The producers of these medications did not develop them for treating CHS because it is a novel diagnosis, but a doctor may choose to prescribe them for this purpose. During the Hyperemesis stage of the illness, these supportive therapies can assist, but recovery depends on the individual ceasing to consume marijuana. If they keep using this medication, their symptoms may reappear. Because more individuals will have legal access to marijuana as the rules around its possession and usage alter, CHS may become more prevalent.


Treatment of CHS:

Treatment recommendations for CHS management are currently unavailable to doctors. Published case reports provide the vast majority of evidence for effective therapy and management. There is a lack of understanding regarding patients with CHS during the Prodromal stage since people with CHS frequently only visit their doctors during the Hyperemesis stage. First and foremost, doctors who treat CHS patients urge them to abstain from smoking marijuana. Doctors focus on avoiding dehydration and alleviating nausea and vomiting symptoms during the Hyperemesis period. If a person cannot tolerate oral fluids, doctors can administer hydration using intravenous (IV) solutions. If abdominal discomfort is present, some patients with CHS may need pain medications. Some doctors may suggest the following to relieve nausea and vomiting symptoms:

  • Vitamin B-6
  • Ondansetron
  • Metoclopramide 
  • Dexamethasone
  • Famotidine
  • Droperidol
  • Promethazine 

Many specialists, however, believe that these treatments are unhelpful in treating nausea and vomiting in patients with CHS.

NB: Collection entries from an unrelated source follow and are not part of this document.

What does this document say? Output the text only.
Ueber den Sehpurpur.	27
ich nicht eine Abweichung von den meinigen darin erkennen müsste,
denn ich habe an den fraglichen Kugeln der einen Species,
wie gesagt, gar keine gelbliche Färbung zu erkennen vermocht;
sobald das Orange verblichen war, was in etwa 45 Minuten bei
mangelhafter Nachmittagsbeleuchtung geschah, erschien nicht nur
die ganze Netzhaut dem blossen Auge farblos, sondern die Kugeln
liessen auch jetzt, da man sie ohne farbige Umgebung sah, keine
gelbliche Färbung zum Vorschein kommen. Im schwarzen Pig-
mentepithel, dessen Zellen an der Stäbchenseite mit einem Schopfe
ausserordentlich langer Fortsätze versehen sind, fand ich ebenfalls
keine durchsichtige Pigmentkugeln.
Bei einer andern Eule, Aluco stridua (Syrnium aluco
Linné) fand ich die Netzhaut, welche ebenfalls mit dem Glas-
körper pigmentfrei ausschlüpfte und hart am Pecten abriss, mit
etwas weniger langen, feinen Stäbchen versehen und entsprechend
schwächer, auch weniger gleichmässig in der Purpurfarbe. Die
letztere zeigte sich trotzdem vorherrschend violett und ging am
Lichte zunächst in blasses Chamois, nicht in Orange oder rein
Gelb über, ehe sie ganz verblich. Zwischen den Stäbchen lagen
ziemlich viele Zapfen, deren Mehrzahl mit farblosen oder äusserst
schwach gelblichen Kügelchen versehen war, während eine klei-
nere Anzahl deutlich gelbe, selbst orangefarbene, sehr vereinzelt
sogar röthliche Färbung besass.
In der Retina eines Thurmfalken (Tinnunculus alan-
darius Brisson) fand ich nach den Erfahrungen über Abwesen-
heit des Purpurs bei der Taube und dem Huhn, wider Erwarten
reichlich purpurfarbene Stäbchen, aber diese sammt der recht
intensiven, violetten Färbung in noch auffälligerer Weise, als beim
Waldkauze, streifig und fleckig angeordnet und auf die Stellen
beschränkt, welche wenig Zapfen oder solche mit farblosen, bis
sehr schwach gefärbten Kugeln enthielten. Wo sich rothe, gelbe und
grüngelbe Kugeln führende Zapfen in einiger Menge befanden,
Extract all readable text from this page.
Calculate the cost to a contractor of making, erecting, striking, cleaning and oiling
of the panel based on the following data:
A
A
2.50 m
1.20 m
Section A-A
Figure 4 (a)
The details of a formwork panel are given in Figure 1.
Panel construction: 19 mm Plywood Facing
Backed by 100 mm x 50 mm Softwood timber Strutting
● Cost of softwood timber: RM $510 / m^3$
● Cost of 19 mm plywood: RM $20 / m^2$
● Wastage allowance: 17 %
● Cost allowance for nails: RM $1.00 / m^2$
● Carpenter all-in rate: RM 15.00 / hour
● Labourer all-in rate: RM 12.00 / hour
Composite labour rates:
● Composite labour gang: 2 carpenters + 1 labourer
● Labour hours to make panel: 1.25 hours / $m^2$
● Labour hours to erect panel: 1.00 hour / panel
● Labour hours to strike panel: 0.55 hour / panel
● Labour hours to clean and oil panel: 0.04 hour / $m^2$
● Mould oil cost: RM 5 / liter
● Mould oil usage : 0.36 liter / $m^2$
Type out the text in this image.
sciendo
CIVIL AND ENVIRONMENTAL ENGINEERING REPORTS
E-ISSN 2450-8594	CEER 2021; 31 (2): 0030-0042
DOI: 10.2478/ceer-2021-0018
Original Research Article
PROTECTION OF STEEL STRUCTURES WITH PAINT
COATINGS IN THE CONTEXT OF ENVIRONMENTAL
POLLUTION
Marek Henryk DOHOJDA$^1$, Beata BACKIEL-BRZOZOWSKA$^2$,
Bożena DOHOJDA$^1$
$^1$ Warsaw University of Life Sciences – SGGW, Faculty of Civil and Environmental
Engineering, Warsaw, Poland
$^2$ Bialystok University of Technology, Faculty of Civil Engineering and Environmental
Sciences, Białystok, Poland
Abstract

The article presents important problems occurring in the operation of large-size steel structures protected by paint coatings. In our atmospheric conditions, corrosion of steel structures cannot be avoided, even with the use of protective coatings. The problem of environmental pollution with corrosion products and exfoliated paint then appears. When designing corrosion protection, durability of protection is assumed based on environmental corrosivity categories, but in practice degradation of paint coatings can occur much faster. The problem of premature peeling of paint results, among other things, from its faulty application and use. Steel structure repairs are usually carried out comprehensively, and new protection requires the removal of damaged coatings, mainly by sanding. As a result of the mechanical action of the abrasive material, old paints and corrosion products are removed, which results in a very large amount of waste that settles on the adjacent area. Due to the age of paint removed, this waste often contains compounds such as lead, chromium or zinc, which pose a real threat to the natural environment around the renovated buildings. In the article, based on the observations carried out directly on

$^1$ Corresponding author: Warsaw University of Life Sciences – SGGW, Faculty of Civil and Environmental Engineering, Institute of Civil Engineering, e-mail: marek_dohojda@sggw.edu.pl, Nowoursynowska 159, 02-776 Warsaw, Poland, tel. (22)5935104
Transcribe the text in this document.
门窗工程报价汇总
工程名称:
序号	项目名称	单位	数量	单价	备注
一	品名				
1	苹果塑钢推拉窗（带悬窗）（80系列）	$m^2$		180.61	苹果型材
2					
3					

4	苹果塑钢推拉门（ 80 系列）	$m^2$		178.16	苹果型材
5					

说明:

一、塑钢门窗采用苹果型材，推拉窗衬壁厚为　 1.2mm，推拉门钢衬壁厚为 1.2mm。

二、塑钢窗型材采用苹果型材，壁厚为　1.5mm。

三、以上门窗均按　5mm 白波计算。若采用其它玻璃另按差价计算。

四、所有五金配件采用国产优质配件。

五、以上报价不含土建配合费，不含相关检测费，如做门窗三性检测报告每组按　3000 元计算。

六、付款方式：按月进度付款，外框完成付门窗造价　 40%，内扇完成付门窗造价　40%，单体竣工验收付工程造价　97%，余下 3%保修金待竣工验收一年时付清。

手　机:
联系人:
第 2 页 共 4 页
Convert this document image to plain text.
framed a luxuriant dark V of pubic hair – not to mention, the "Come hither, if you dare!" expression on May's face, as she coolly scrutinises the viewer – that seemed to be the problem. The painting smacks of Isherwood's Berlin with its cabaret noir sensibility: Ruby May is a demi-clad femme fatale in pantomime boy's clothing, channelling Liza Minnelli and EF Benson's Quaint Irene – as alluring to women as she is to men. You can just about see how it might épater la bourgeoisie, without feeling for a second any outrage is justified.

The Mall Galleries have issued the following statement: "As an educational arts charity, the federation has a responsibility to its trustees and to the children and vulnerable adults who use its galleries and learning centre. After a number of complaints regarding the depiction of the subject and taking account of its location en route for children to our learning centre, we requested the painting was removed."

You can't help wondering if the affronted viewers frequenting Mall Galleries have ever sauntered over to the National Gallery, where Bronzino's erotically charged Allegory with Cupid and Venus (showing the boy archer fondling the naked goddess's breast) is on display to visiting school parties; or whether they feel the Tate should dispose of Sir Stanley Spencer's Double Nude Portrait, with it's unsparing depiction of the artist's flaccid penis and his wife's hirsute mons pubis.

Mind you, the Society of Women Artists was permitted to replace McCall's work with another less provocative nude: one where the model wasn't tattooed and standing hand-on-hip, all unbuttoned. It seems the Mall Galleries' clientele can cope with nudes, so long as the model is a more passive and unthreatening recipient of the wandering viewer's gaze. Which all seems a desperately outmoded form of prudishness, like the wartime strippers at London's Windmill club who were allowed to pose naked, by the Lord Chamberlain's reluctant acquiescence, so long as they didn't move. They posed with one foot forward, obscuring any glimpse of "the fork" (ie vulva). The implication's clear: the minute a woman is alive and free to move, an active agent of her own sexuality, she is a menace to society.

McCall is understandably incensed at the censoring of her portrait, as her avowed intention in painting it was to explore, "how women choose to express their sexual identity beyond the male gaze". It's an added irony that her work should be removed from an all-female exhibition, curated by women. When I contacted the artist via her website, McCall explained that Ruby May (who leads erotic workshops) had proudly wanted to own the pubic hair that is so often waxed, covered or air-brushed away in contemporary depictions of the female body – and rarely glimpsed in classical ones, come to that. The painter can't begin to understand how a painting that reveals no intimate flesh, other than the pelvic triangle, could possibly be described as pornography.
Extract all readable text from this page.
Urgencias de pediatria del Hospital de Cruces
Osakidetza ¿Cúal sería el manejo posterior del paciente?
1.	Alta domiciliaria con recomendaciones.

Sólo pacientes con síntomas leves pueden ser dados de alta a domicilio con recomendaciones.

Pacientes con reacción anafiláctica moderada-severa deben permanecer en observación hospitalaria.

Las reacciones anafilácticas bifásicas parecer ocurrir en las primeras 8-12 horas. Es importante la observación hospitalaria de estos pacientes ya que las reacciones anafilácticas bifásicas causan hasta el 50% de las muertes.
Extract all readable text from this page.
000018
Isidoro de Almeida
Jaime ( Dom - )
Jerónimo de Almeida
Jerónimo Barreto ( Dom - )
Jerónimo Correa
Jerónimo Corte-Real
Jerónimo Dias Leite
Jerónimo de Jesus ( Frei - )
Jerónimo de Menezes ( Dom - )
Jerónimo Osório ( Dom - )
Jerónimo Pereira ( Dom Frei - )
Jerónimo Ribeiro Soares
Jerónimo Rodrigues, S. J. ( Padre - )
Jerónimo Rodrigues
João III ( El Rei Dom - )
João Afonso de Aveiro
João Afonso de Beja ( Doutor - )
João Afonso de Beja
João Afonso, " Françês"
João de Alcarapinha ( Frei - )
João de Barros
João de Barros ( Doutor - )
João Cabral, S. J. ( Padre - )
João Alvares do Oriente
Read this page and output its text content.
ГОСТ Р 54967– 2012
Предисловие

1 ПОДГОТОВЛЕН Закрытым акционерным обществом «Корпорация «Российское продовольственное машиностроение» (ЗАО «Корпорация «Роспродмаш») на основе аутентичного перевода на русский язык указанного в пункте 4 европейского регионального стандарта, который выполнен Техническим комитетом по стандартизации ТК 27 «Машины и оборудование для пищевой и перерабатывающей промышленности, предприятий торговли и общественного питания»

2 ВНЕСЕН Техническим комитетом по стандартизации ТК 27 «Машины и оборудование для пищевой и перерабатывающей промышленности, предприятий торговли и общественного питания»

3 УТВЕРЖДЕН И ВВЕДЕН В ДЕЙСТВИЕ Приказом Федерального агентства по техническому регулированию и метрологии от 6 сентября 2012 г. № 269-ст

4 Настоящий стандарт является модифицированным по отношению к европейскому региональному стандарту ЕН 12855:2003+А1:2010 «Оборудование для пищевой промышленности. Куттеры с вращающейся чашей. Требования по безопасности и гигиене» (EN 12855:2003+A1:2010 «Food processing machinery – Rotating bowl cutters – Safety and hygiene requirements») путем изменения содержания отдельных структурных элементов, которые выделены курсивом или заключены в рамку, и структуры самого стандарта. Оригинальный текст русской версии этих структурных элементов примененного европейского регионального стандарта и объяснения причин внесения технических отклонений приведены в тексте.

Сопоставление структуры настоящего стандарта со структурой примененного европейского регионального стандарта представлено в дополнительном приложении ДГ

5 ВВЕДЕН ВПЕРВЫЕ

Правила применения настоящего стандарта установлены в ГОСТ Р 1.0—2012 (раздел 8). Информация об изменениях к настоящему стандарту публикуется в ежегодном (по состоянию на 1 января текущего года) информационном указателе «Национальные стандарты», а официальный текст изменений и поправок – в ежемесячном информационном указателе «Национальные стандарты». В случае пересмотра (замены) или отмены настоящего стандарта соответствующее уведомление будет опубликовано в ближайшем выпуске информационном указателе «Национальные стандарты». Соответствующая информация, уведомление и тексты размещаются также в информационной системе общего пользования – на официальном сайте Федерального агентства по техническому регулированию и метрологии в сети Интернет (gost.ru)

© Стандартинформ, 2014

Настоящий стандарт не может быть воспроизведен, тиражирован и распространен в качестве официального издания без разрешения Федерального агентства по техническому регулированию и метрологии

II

Cannabinoid Hyperemesis Syndrome is a relatively new and under-appreciated medical condition. Although its frequency is unclear, several publications have confirmed its distinct clinical features. In individuals with recurrent, persistent vomiting and a history of cannabis usage, CHS should be considered a viable diagnosis. Despite marijuana's well-known anti-emetic benefits, there is mounting evidence of its perplexing effects on the gastrointestinal tract and the central nervous system. More research is needed to figure out how common this illness is and it’s other epidemiological features, natural history, and pathogenesis. Furthermore, treatments are required, and attempts to stop abusing cannabis are critical.


Marijuana plant at outdoor cannabis farm field.